Not the launch they had hoped for. Daniel Leal-Olivas/PA Wire/Press Association Images

Some time over the past few weeks, the nameplate outside the Holborn offices of the Press Complaints Commission was removed, leaving an empty space. And now its successor, the Independent Press Standards Organisation (IPSO) has been launched in its wake.

This is supposed to be a clean break from the PCC – a shift from the old, discredited regime of publishers’ poodle to a new, independent protector of the public interest. Its apologists like to repeat the mantra that it will be the “toughest regulator in the Western world”.

An inauspicious start. Steven Barnett

And yet that missing nameplate will, symbolically, very soon be replaced with an IPSO nameplate in exactly the same place. Same address, same company number, many of the same personnel. As some wag with a quick pen and quick wit demonstrated with their home-made nameplate on IPSO’s first day, this is essentially a reincarnation of the PCC with a different name.

In the only thorough and forensic analysis of IPSO’s articles of association, the non-aligned Media Standards Trust demonstrated that it satisfies just 12 of the Leveson inquiry’s 38 recommendations for independent and effective self-regulation of the press. There will, for example, be no mandatory arbitration scheme, even though this was a core Leveson proposal, suggested as a means of providing affordable justice to ordinary people who have been traduced by powerful, unaccountable publishers.

Investigations into ethical malpractice were, in Leveson’s scheme, supposed to be “simple and credible”. But IPSO allows up to six interventions by any publisher which finds themselves on the receiving end of an inquiry. What’s more, publishers are bound to IPSO through five-year contracts but no one knows what will happen after these expire.

But the biggest hole in IPSO’s pretence at independence is who actually controls the purse strings and the power. For behind IPSO sits the Regulatory Funding Company, which determines the regulator’s budget, the pay of board members, amounts available for investigations, guidance on financial sanctions, and whether any arbitration is set up.
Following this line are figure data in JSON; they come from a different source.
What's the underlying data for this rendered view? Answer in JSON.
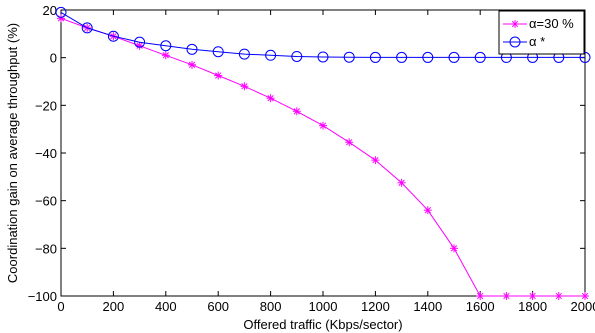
{
  "chart_data": {
    "type": "line",
    "title": "",
    "xlabel": "Offered traffic (Kbps/sector)",
    "ylabel": "Coordination gain on average throughput (%)",
    "xlim": [
      0,
      2000
    ],
    "ylim": [
      -100,
      20
    ],
    "xticks": [
      "0",
      "200",
      "400",
      "600",
      "800",
      "1000",
      "1200",
      "1400",
      "1600",
      "1800",
      "2000"
    ],
    "yticks": [
      "20",
      "0",
      "−20",
      "−40",
      "−60",
      "−80",
      "−100"
    ],
    "grid": false,
    "legend_position": "top-right",
    "x": [
      0,
      100,
      200,
      300,
      400,
      500,
      600,
      700,
      800,
      900,
      1000,
      1100,
      1200,
      1300,
      1400,
      1500,
      1600,
      1700,
      1800,
      1900,
      2000
    ],
    "series": [
      {
        "name": "α=30 %",
        "color": "#ff00ff",
        "marker": "asterisk",
        "values": [
          16.5,
          12.5,
          9,
          5,
          1,
          -3,
          -7.5,
          -12,
          -17,
          -22.5,
          -28.5,
          -35.5,
          -43,
          -52.5,
          -64,
          -80,
          -100,
          -100,
          -100,
          -100,
          -100
        ]
      },
      {
        "name": "α *",
        "color": "#0000ff",
        "marker": "circle",
        "values": [
          19,
          12.5,
          9,
          6.5,
          5,
          3.5,
          2.5,
          1.5,
          1,
          0.5,
          0.3,
          0.2,
          0.1,
          0.1,
          0.1,
          0.1,
          0.1,
          0.1,
          0.1,
          0.1,
          0.1
        ]
      }
    ]
  }
}
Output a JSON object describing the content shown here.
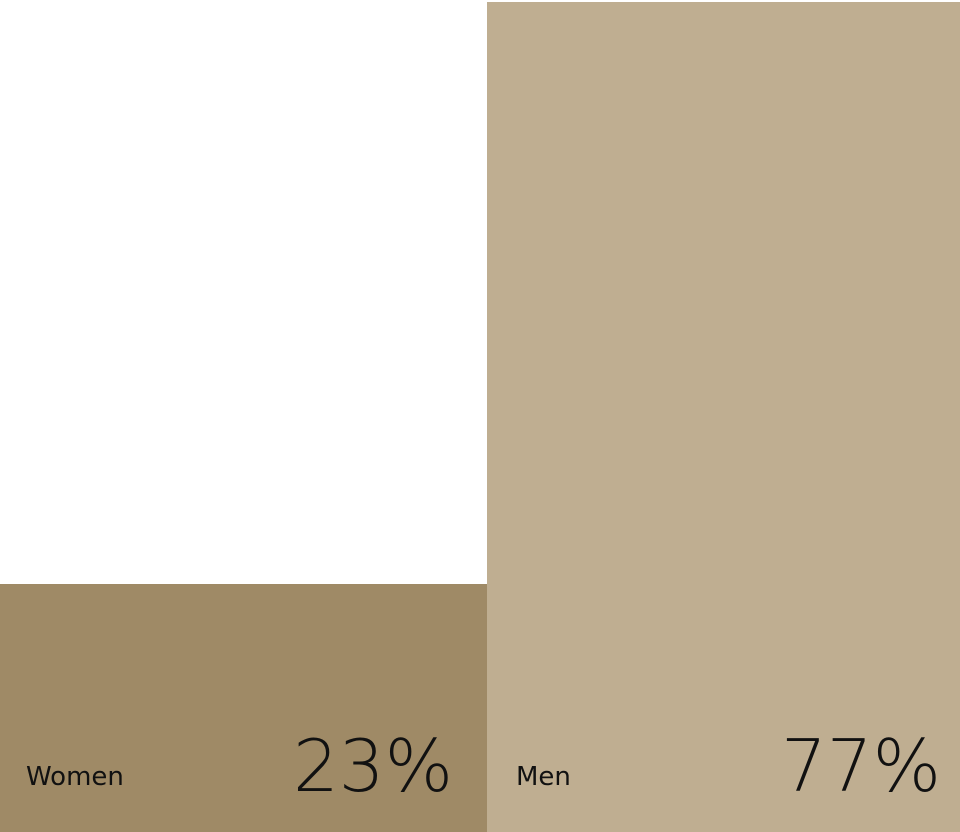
{
  "chart_data": {
    "type": "bar",
    "categories": [
      "Women",
      "Men"
    ],
    "values": [
      23,
      77
    ],
    "value_labels": [
      "23%",
      "77%"
    ],
    "unit": "%",
    "ylim": [
      0,
      77
    ],
    "colors": [
      "#9f8a66",
      "#bfae91"
    ],
    "grid": false,
    "legend": "none"
  }
}
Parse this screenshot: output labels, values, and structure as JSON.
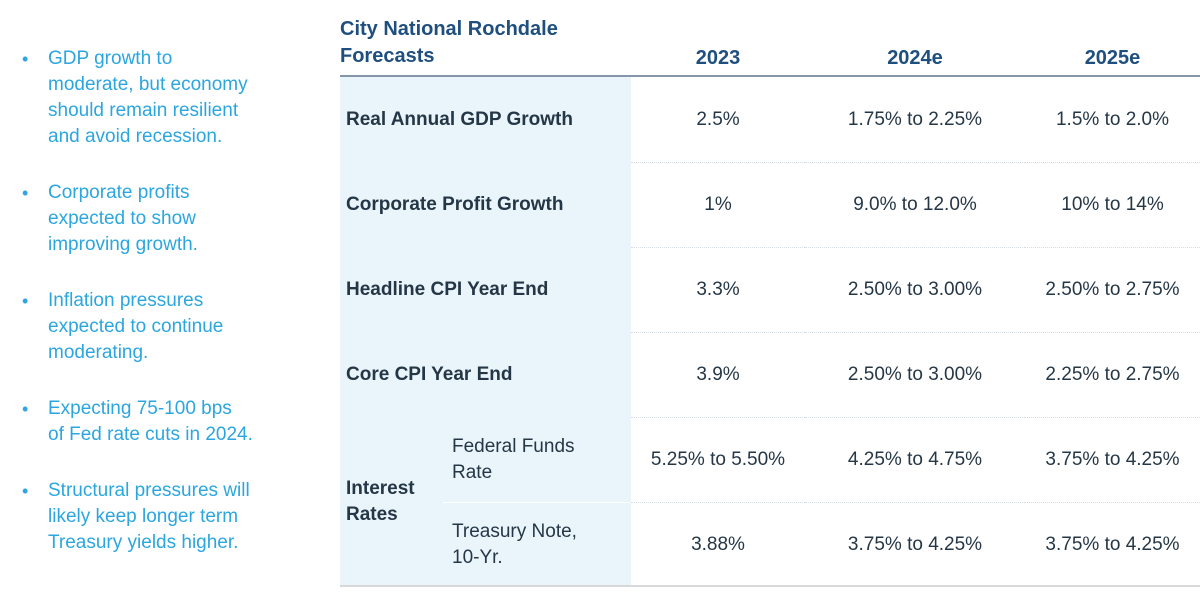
{
  "bullets": [
    "GDP growth to\nmoderate, but economy\nshould remain resilient\nand avoid recession.",
    "Corporate profits\nexpected to show\nimproving growth.",
    "Inflation pressures\nexpected to continue\nmoderating.",
    "Expecting 75-100 bps\nof Fed rate cuts in 2024.",
    "Structural pressures will\nlikely keep longer term\nTreasury yields higher."
  ],
  "bullet_marker": "•",
  "table": {
    "title": "City National Rochdale\nForecasts",
    "columns": [
      "2023",
      "2024e",
      "2025e"
    ],
    "rows": [
      {
        "label": "Real Annual GDP Growth",
        "values": [
          "2.5%",
          "1.75% to 2.25%",
          "1.5% to 2.0%"
        ]
      },
      {
        "label": "Corporate Profit Growth",
        "values": [
          "1%",
          "9.0% to 12.0%",
          "10% to 14%"
        ]
      },
      {
        "label": "Headline CPI Year End",
        "values": [
          "3.3%",
          "2.50% to 3.00%",
          "2.50% to 2.75%"
        ]
      },
      {
        "label": "Core CPI Year End",
        "values": [
          "3.9%",
          "2.50% to 3.00%",
          "2.25% to 2.75%"
        ]
      },
      {
        "group": "Interest\nRates",
        "sublabel": "Federal Funds\nRate",
        "values": [
          "5.25% to 5.50%",
          "4.25% to 4.75%",
          "3.75% to 4.25%"
        ]
      },
      {
        "sublabel": "Treasury Note,\n10-Yr.",
        "values": [
          "3.88%",
          "3.75% to 4.25%",
          "3.75% to 4.25%"
        ]
      }
    ]
  },
  "colors": {
    "bullet_text": "#2BA6DF",
    "heading_navy": "#1E4F7E",
    "body_text": "#253746",
    "label_column_bg": "#EAF4FB",
    "header_rule": "#8696AA",
    "table_bottom_border": "#D8D8D8",
    "row_separator_dotted": "#D5DBE2"
  }
}
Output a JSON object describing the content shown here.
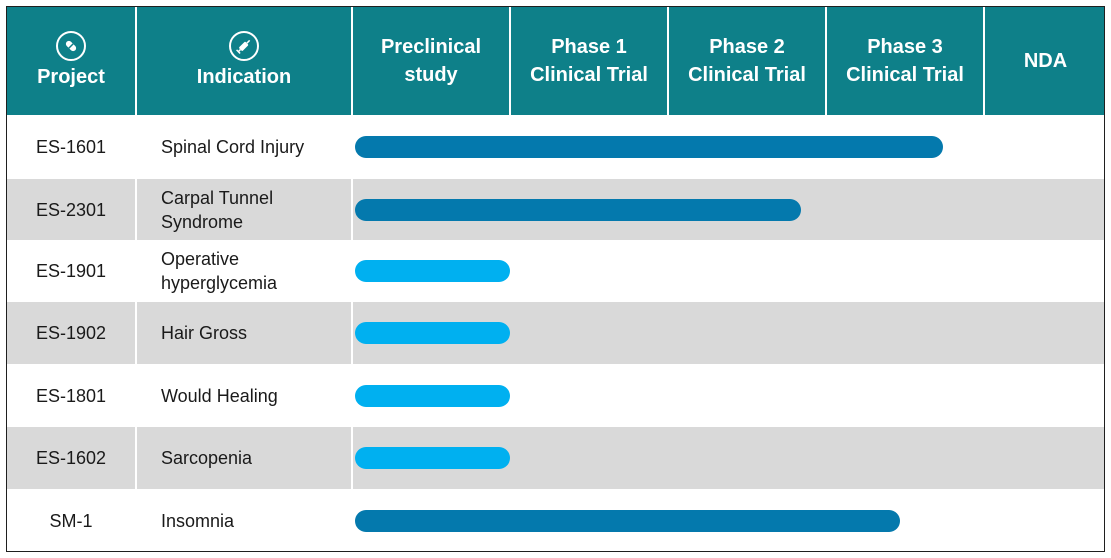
{
  "header": {
    "project": "Project",
    "indication": "Indication",
    "stages": [
      "Preclinical\nstudy",
      "Phase 1\nClinical Trial",
      "Phase 2\nClinical Trial",
      "Phase 3\nClinical Trial",
      "NDA"
    ]
  },
  "colors": {
    "header_bg": "#0e8089",
    "row_shade": "#d9d9d9",
    "bar_dark": "#0479ad",
    "bar_light": "#00b0f0"
  },
  "chart_data": {
    "type": "bar",
    "orientation": "horizontal",
    "x_scale": "pipeline stage",
    "stages": [
      "Preclinical study",
      "Phase 1 Clinical Trial",
      "Phase 2 Clinical Trial",
      "Phase 3 Clinical Trial",
      "NDA"
    ],
    "rows": [
      {
        "project": "ES-1601",
        "indication": "Spinal Cord Injury",
        "progress_stages": 3.72,
        "bar_color": "dark"
      },
      {
        "project": "ES-2301",
        "indication": "Carpal Tunnel\nSyndrome",
        "progress_stages": 2.82,
        "bar_color": "dark"
      },
      {
        "project": "ES-1901",
        "indication": "Operative\nhyperglycemia",
        "progress_stages": 0.98,
        "bar_color": "light"
      },
      {
        "project": "ES-1902",
        "indication": "Hair Gross",
        "progress_stages": 0.98,
        "bar_color": "light"
      },
      {
        "project": "ES-1801",
        "indication": "Would Healing",
        "progress_stages": 0.98,
        "bar_color": "light"
      },
      {
        "project": "ES-1602",
        "indication": "Sarcopenia",
        "progress_stages": 0.98,
        "bar_color": "light"
      },
      {
        "project": "SM-1",
        "indication": "Insomnia",
        "progress_stages": 3.45,
        "bar_color": "dark"
      }
    ]
  }
}
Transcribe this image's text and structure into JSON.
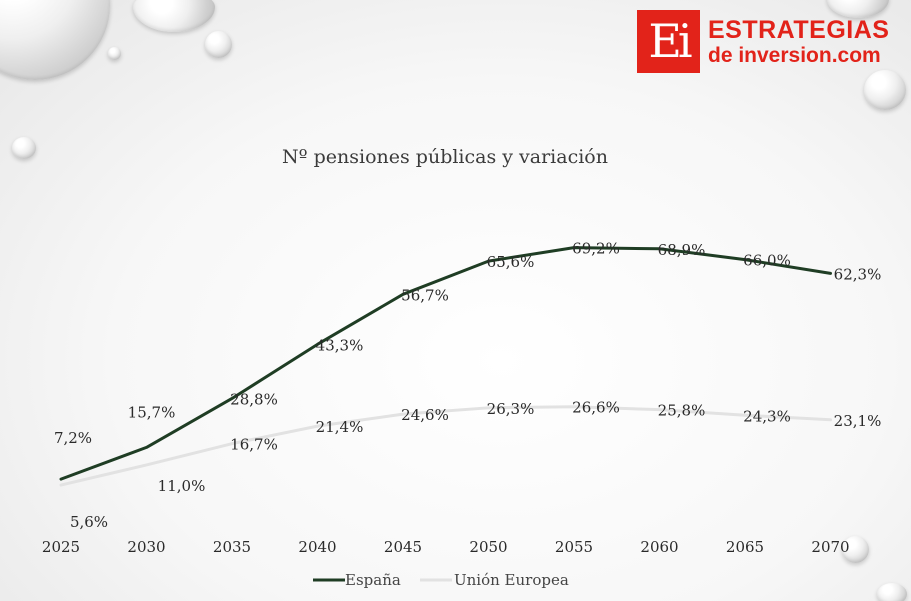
{
  "logo": {
    "mark": "Ei",
    "line1": "ESTRATEGIAS",
    "line2": "de inversion.com"
  },
  "chart_data": {
    "type": "line",
    "title": "Nº pensiones públicas y variación",
    "categories": [
      "2025",
      "2030",
      "2035",
      "2040",
      "2045",
      "2050",
      "2055",
      "2060",
      "2065",
      "2070"
    ],
    "series": [
      {
        "name": "España",
        "color": "#1f3d24",
        "values": [
          7.2,
          15.7,
          28.8,
          43.3,
          56.7,
          65.6,
          69.2,
          68.9,
          66.0,
          62.3
        ],
        "labels": [
          "7,2%",
          "15,7%",
          "28,8%",
          "43,3%",
          "56,7%",
          "65,6%",
          "69,2%",
          "68,9%",
          "66,0%",
          "62,3%"
        ]
      },
      {
        "name": "Unión Europea",
        "color": "#e2e2e2",
        "values": [
          5.6,
          11.0,
          16.7,
          21.4,
          24.6,
          26.3,
          26.6,
          25.8,
          24.3,
          23.1
        ],
        "labels": [
          "5,6%",
          "11,0%",
          "16,7%",
          "21,4%",
          "24,6%",
          "26,3%",
          "26,6%",
          "25,8%",
          "24,3%",
          "23,1%"
        ]
      }
    ],
    "legend_position": "bottom",
    "grid": false,
    "ylim": [
      0,
      75
    ]
  }
}
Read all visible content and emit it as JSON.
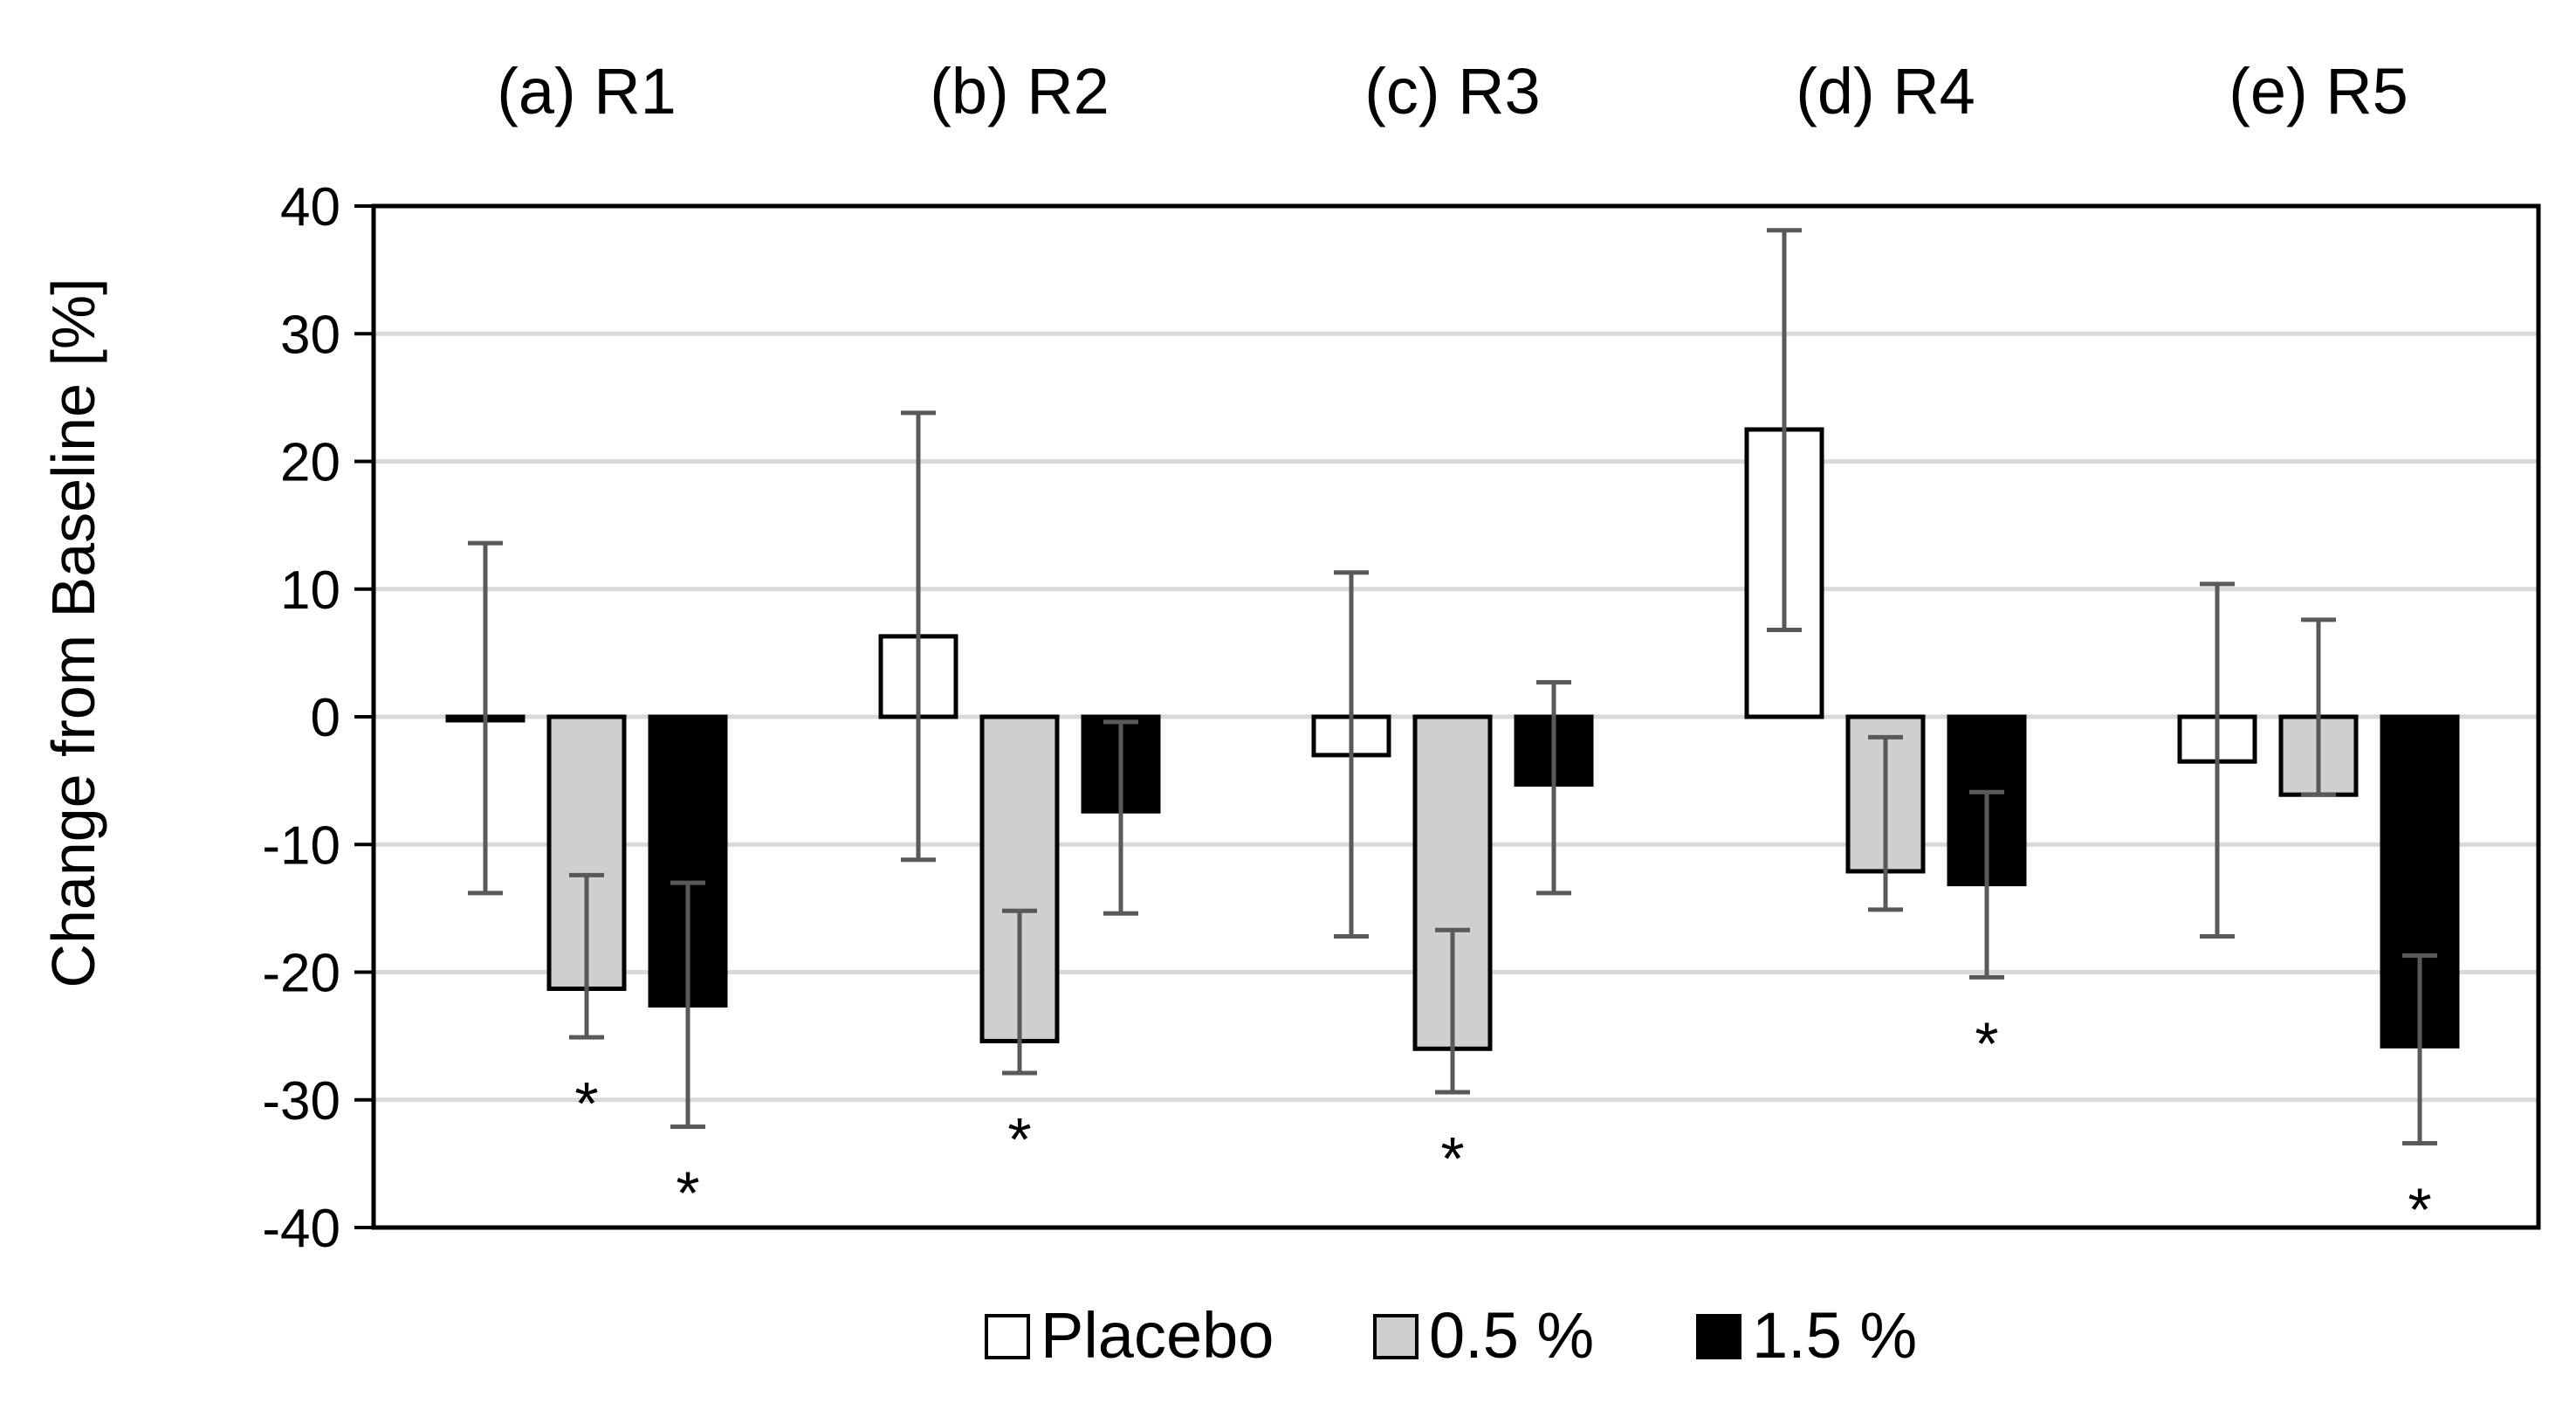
{
  "chart_data": {
    "type": "bar",
    "ylabel": "Change from Baseline [%]",
    "ylim": [
      -40,
      40
    ],
    "yticks": [
      "40",
      "30",
      "20",
      "10",
      "0",
      "-10",
      "-20",
      "-30",
      "-40"
    ],
    "grid": true,
    "legend_position": "bottom",
    "categories": [
      "(a) R1",
      "(b) R2",
      "(c) R3",
      "(d) R4",
      "(e) R5"
    ],
    "series": [
      {
        "name": "Placebo",
        "color": "#ffffff",
        "values": [
          -0.2,
          6.3,
          -3,
          22.5,
          -3.5
        ],
        "err_low": [
          -13.8,
          -11.2,
          -17.2,
          6.8,
          -17.2
        ],
        "err_high": [
          13.6,
          23.8,
          11.3,
          38.1,
          10.4
        ],
        "significant": [
          false,
          false,
          false,
          false,
          false
        ]
      },
      {
        "name": "0.5 %",
        "color": "#d0cece",
        "values": [
          -21.3,
          -25.4,
          -26,
          -12.1,
          -6.1
        ],
        "err_low": [
          -25.1,
          -27.9,
          -29.4,
          -15.1,
          -6.1
        ],
        "err_high": [
          -12.4,
          -15.2,
          -16.7,
          -1.6,
          7.6
        ],
        "significant": [
          true,
          true,
          true,
          false,
          false
        ]
      },
      {
        "name": "1.5 %",
        "color": "#000000",
        "values": [
          -22.6,
          -7.4,
          -5.3,
          -13.1,
          -25.8
        ],
        "err_low": [
          -32.1,
          -15.4,
          -13.8,
          -20.4,
          -33.4
        ],
        "err_high": [
          -13,
          -0.4,
          2.7,
          -5.9,
          -18.7
        ],
        "significant": [
          true,
          false,
          false,
          true,
          true
        ]
      }
    ],
    "significance_marker": "*"
  }
}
As the Media Standards Trust stated in its critique: “IPSO’s budget, its rules, its code, its sanctions, its investigations, will all be controlled by the RFC.”

And what is the Regulatory Funding Company? It is controlled by the major publishers whose ethics and practices were in the dock in the first place during the Leveson Inquiry and who funded the discredited PCC: Murdoch’s News UK, Associated Newspapers, Mirror Group and the Telegraph Group.

I have no doubt about the sincerity of IPSO’s chairman Alan Moses when he says he wants to create a genuinely effective system of press self-regulation. But history (and the testimony of politicians during Leveson) tells us that Britain’s national newspaper publishers are uniquely powerful beasts who are used to ducking and diving to deflect political pressure and protect their own corporate self-interest.

The hand-written nameplate called it right: IPSO is and will remain little more than a reinvention of its predecessor, which was manipulated by the industry and failed catastrophically. There will be no genuinely independent press self-regulation until Leveson’s recommendations are implemented, just as parliament decreed.